I'm currently using a Thinkpad X201, with a first gen i7 processor, 8GBs of ram and an SSD.
I want to purchase a new computer to own a faster machine.
Currently I'm mostly using the thinkpad on my desk with two external monitors.
On the other hand, the battery life of it is pretty good and I like that it's small and lightweight.
I'm not a gaming person, so I don't need a discrete graphics card. I'm mostly using either Linux or FreeBSD with single-boot, but for Photoshop and school-work I sometimes need to work with windows. If I had two graphics cards I could forward one to QEMU and get near native response times on VMs.
Last but not least, one part of me wants to experience building a desktop.

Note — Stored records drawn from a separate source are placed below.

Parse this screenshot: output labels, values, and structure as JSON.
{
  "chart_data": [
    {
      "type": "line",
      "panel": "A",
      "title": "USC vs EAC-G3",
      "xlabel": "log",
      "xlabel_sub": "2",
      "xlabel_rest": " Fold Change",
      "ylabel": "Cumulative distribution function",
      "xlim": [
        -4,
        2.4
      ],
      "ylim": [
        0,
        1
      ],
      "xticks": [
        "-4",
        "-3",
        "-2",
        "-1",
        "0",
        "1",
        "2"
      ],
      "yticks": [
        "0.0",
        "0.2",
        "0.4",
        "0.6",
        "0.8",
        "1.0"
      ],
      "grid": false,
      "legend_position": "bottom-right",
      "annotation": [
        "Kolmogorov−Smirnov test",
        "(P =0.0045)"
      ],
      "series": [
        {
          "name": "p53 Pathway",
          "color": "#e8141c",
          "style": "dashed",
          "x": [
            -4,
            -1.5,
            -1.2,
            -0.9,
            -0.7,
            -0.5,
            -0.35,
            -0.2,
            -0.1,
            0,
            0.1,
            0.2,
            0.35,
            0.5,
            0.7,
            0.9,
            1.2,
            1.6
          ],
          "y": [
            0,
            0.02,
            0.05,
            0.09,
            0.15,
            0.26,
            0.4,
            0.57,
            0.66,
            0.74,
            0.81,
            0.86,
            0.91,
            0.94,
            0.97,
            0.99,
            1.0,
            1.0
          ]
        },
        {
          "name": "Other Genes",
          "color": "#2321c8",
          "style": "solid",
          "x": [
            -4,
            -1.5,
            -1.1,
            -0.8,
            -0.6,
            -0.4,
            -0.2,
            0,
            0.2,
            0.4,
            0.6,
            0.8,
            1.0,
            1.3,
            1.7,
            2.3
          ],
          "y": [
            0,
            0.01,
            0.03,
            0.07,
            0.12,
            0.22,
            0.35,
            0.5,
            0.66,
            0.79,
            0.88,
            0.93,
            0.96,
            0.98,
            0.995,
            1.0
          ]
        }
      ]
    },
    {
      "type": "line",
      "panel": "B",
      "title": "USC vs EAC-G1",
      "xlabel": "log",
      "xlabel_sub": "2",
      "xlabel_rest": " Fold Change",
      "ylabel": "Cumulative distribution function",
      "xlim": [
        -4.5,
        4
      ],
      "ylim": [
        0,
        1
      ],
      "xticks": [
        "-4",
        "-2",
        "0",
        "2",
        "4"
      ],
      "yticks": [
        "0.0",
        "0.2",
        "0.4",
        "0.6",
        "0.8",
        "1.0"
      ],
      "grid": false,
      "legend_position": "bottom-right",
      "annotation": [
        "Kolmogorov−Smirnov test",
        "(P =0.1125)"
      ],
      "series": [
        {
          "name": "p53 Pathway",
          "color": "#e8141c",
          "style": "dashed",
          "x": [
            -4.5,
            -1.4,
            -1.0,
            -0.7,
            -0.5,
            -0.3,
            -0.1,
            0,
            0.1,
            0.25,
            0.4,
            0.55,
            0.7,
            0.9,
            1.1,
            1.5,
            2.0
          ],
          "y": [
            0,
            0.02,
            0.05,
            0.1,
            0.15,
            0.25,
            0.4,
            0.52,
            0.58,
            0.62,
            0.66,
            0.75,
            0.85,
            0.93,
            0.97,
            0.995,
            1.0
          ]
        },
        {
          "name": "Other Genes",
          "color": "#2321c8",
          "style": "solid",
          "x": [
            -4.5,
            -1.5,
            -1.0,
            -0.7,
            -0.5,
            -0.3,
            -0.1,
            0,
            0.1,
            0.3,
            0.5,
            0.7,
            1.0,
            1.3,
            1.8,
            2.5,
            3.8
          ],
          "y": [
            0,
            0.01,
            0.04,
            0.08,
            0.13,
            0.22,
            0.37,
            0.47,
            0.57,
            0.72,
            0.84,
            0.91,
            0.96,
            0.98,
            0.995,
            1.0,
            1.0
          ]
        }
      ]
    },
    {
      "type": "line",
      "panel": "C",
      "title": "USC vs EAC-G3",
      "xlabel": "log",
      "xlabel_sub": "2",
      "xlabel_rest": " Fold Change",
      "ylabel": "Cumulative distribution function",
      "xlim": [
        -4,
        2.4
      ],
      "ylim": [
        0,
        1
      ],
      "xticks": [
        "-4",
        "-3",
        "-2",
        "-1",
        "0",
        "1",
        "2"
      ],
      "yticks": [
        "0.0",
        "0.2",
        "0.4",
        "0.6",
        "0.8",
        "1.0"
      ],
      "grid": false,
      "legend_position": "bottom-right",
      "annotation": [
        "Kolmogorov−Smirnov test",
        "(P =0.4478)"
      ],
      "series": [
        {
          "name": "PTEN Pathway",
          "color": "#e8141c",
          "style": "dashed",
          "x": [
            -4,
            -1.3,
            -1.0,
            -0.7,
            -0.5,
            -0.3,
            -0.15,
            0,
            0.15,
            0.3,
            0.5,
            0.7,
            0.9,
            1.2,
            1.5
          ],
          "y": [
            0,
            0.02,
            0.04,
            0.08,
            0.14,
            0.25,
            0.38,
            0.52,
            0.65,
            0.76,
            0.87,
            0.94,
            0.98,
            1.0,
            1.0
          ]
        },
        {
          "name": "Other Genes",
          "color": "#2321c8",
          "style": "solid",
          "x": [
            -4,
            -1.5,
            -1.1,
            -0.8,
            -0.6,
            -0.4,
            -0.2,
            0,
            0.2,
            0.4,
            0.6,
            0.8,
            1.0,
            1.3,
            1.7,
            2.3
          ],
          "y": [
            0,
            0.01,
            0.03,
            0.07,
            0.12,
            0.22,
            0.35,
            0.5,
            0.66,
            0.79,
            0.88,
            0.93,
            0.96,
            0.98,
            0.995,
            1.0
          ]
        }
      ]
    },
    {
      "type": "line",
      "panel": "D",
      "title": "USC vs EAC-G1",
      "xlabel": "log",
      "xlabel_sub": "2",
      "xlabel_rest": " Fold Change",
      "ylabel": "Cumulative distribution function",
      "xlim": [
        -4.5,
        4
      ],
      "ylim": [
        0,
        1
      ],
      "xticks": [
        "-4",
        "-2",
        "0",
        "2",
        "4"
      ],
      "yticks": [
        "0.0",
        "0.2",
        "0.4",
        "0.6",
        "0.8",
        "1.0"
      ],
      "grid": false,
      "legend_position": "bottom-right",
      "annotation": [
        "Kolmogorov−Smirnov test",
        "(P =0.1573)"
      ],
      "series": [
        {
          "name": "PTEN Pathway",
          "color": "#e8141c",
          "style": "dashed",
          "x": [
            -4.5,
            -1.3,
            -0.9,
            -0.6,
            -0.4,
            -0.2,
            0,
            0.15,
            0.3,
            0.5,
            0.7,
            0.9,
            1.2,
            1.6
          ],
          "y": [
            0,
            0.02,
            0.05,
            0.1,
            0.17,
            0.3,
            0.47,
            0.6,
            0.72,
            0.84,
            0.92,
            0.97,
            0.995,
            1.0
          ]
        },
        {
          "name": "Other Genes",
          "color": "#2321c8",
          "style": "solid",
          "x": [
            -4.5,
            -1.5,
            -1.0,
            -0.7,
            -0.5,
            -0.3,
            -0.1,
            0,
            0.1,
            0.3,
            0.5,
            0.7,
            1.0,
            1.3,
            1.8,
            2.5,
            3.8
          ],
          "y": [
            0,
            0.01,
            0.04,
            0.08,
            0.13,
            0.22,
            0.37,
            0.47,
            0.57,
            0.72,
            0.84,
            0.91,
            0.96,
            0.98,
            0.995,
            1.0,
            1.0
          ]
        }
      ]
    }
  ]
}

Calculating the expenses, building a desktop would cost me arround 550 euros. But in the same price range I could buy a low-end 7th gen kaby lake laptop.

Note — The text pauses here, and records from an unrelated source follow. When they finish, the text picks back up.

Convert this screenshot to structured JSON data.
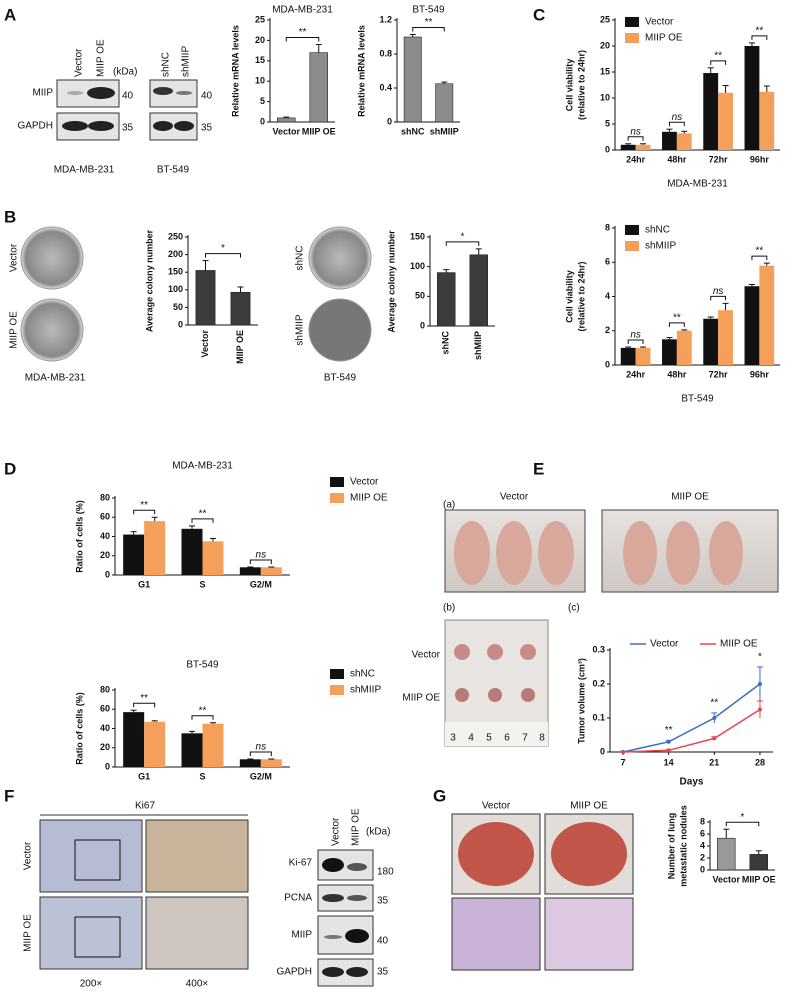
{
  "panel_letters": [
    "A",
    "B",
    "C",
    "D",
    "E",
    "F",
    "G"
  ],
  "blot_A": {
    "lanes_left": [
      "Vector",
      "MIIP OE"
    ],
    "lanes_right": [
      "shNC",
      "shMIIP"
    ],
    "kda": "(kDa)",
    "proteins": [
      "MIIP",
      "GAPDH"
    ],
    "markers": [
      "40",
      "35"
    ],
    "cells": [
      "MDA-MB-231",
      "BT-549"
    ]
  },
  "colony_B": {
    "left_rows": [
      "Vector",
      "MIIP OE"
    ],
    "left_cell": "MDA-MB-231",
    "right_rows": [
      "shNC",
      "shMIIP"
    ],
    "right_cell": "BT-549"
  },
  "mice_E": {
    "sublabels": [
      "(a)",
      "(b)",
      "(c)"
    ],
    "groups": [
      "Vector",
      "MIIP OE"
    ],
    "tumor_rows": [
      "Vector",
      "MIIP OE"
    ],
    "ruler": [
      "3",
      "4",
      "5",
      "6",
      "7",
      "8"
    ]
  },
  "ihc_F": {
    "stain": "Ki67",
    "rows": [
      "Vector",
      "MIIP OE"
    ],
    "mags": [
      "200×",
      "400×"
    ],
    "blot_lanes": [
      "Vector",
      "MIIP OE"
    ],
    "kda": "(kDa)",
    "proteins": [
      "Ki-67",
      "PCNA",
      "MIIP",
      "GAPDH"
    ],
    "markers": [
      "180",
      "35",
      "40",
      "35"
    ]
  },
  "lung_G": {
    "groups": [
      "Vector",
      "MIIP OE"
    ]
  },
  "chart_data": [
    {
      "type": "bar",
      "title": "MDA-MB-231",
      "ylabel": "Relative mRNA levels",
      "categories": [
        "Vector",
        "MIIP OE"
      ],
      "values": [
        1,
        17
      ],
      "errors": [
        0.2,
        2
      ],
      "color": "#8c8c8c",
      "ylim": [
        0,
        25
      ],
      "yticks": [
        0,
        5,
        10,
        15,
        20,
        25
      ],
      "annotations": [
        "**"
      ]
    },
    {
      "type": "bar",
      "title": "BT-549",
      "ylabel": "Relative mRNA levels",
      "categories": [
        "shNC",
        "shMIIP"
      ],
      "values": [
        1.0,
        0.45
      ],
      "errors": [
        0.03,
        0.02
      ],
      "color": "#8c8c8c",
      "ylim": [
        0,
        1.2
      ],
      "yticks": [
        0,
        0.4,
        0.8,
        1.2
      ],
      "annotations": [
        "**"
      ]
    },
    {
      "type": "bar",
      "ylabel": [
        "Cell viability",
        "(relative to 24hr)"
      ],
      "xlabel": "MDA-MB-231",
      "categories": [
        "24hr",
        "48hr",
        "72hr",
        "96hr"
      ],
      "series": [
        {
          "name": "Vector",
          "color": "#111111",
          "values": [
            1,
            3.5,
            14.8,
            20
          ],
          "errors": [
            0.2,
            0.5,
            1,
            0.6
          ]
        },
        {
          "name": "MIIP OE",
          "color": "#f5a05a",
          "values": [
            1,
            3.2,
            11,
            11.2
          ],
          "errors": [
            0.2,
            0.4,
            1.4,
            1.1
          ]
        }
      ],
      "ylim": [
        0,
        25
      ],
      "yticks": [
        0,
        5,
        10,
        15,
        20,
        25
      ],
      "annotations": [
        "ns",
        "ns",
        "**",
        "**"
      ],
      "legend": "top-left"
    },
    {
      "type": "bar",
      "ylabel": [
        "Cell viability",
        "(relative to 24hr)"
      ],
      "xlabel": "BT-549",
      "categories": [
        "24hr",
        "48hr",
        "72hr",
        "96hr"
      ],
      "series": [
        {
          "name": "shNC",
          "color": "#111111",
          "values": [
            1,
            1.5,
            2.7,
            4.6
          ],
          "errors": [
            0.05,
            0.1,
            0.1,
            0.1
          ]
        },
        {
          "name": "shMIIP",
          "color": "#f5a05a",
          "values": [
            1,
            2,
            3.2,
            5.8
          ],
          "errors": [
            0.05,
            0.05,
            0.4,
            0.15
          ]
        }
      ],
      "ylim": [
        0,
        8
      ],
      "yticks": [
        0,
        2,
        4,
        6,
        8
      ],
      "annotations": [
        "ns",
        "**",
        "ns",
        "**"
      ],
      "legend": "top-left"
    },
    {
      "type": "bar",
      "ylabel": "Average colony number",
      "categories": [
        "Vector",
        "MIIP OE"
      ],
      "values": [
        155,
        93
      ],
      "errors": [
        28,
        15
      ],
      "color": "#3c3c3c",
      "ylim": [
        0,
        250
      ],
      "yticks": [
        0,
        50,
        100,
        150,
        200,
        250
      ],
      "annotations": [
        "*"
      ]
    },
    {
      "type": "bar",
      "ylabel": "Average colony number",
      "categories": [
        "shNC",
        "shMIIP"
      ],
      "values": [
        90,
        120
      ],
      "errors": [
        5,
        10
      ],
      "color": "#3c3c3c",
      "ylim": [
        0,
        150
      ],
      "yticks": [
        0,
        50,
        100,
        150
      ],
      "annotations": [
        "*"
      ]
    },
    {
      "type": "bar",
      "title": "MDA-MB-231",
      "ylabel": "Ratio of cells (%)",
      "categories": [
        "G1",
        "S",
        "G2/M"
      ],
      "series": [
        {
          "name": "Vector",
          "color": "#111111",
          "values": [
            42,
            48,
            8
          ],
          "errors": [
            3,
            3,
            0.3
          ]
        },
        {
          "name": "MIIP OE",
          "color": "#f5a05a",
          "values": [
            56,
            35,
            8
          ],
          "errors": [
            4,
            3,
            0.3
          ]
        }
      ],
      "ylim": [
        0,
        80
      ],
      "yticks": [
        0,
        20,
        40,
        60,
        80
      ],
      "annotations": [
        "**",
        "**",
        "ns"
      ],
      "legend": "right"
    },
    {
      "type": "bar",
      "title": "BT-549",
      "ylabel": "Ratio of cells (%)",
      "categories": [
        "G1",
        "S",
        "G2/M"
      ],
      "series": [
        {
          "name": "shNC",
          "color": "#111111",
          "values": [
            57,
            35,
            8
          ],
          "errors": [
            2,
            2,
            0.3
          ]
        },
        {
          "name": "shMIIP",
          "color": "#f5a05a",
          "values": [
            47,
            45,
            8
          ],
          "errors": [
            1,
            1,
            0.3
          ]
        }
      ],
      "ylim": [
        0,
        80
      ],
      "yticks": [
        0,
        20,
        40,
        60,
        80
      ],
      "annotations": [
        "**",
        "**",
        "ns"
      ],
      "legend": "right"
    },
    {
      "type": "line",
      "ylabel": "Tumor volume (cm³)",
      "xlabel": "Days",
      "x": [
        7,
        14,
        21,
        28
      ],
      "series": [
        {
          "name": "Vector",
          "color": "#3a6fc4",
          "values": [
            0,
            0.03,
            0.1,
            0.2
          ],
          "errors": [
            0.002,
            0.004,
            0.015,
            0.05
          ]
        },
        {
          "name": "MIIP OE",
          "color": "#e8474f",
          "values": [
            0,
            0.005,
            0.04,
            0.125
          ],
          "errors": [
            0.001,
            0.002,
            0.005,
            0.025
          ]
        }
      ],
      "xlim": [
        5,
        30
      ],
      "xticks": [
        7,
        14,
        21,
        28
      ],
      "ylim": [
        0,
        0.3
      ],
      "yticks": [
        0,
        0.1,
        0.2,
        0.3
      ],
      "annotations": [
        null,
        "**",
        "**",
        "*"
      ],
      "legend": "top"
    },
    {
      "type": "bar",
      "ylabel": [
        "Number of lung",
        "metastatic nodules"
      ],
      "categories": [
        "Vector",
        "MIIP OE"
      ],
      "values": [
        5.3,
        2.6
      ],
      "errors": [
        1.5,
        0.6
      ],
      "colors": [
        "#999999",
        "#3a3a3a"
      ],
      "ylim": [
        0,
        8
      ],
      "yticks": [
        0,
        2,
        4,
        6,
        8
      ],
      "annotations": [
        "*"
      ]
    }
  ]
}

I know that desktop processors are much better than their laptop counterparts.
This question has been eating me away for the last 6 months. On one hand, the performance of my current machine is bearable, on the other hand I think I'm missing out on the speed of newer processors and limiting myself.
What would you do,
is desktop still relevant for dev-work in 2017?
Will I experience any difference in day to day use (heavy browsing, emacs, photoshop, occasionally an IDE) if I buy a 7th gen laptop instead of a 7th gen desktop?
Buy the fastest non-extreme consumer intel processor, right now thats 6700k, add at least 16gb of ram, 1 mid-size ssd, 2x 4tb drives in raid.
If you want to do any kind of GPU work add the fastest or second fastest consumer nvidia card, like the 1080 or 1070.
If you want to game get a second ssd and install windows on it. It goes without saying one should install some flavor of linux on the first ssd.
This is a sick development machine and represents the sweet spot in price/performance, saving money on your axe is a false economy.
You will also have the ability to overclock in case you come across a task that needs it.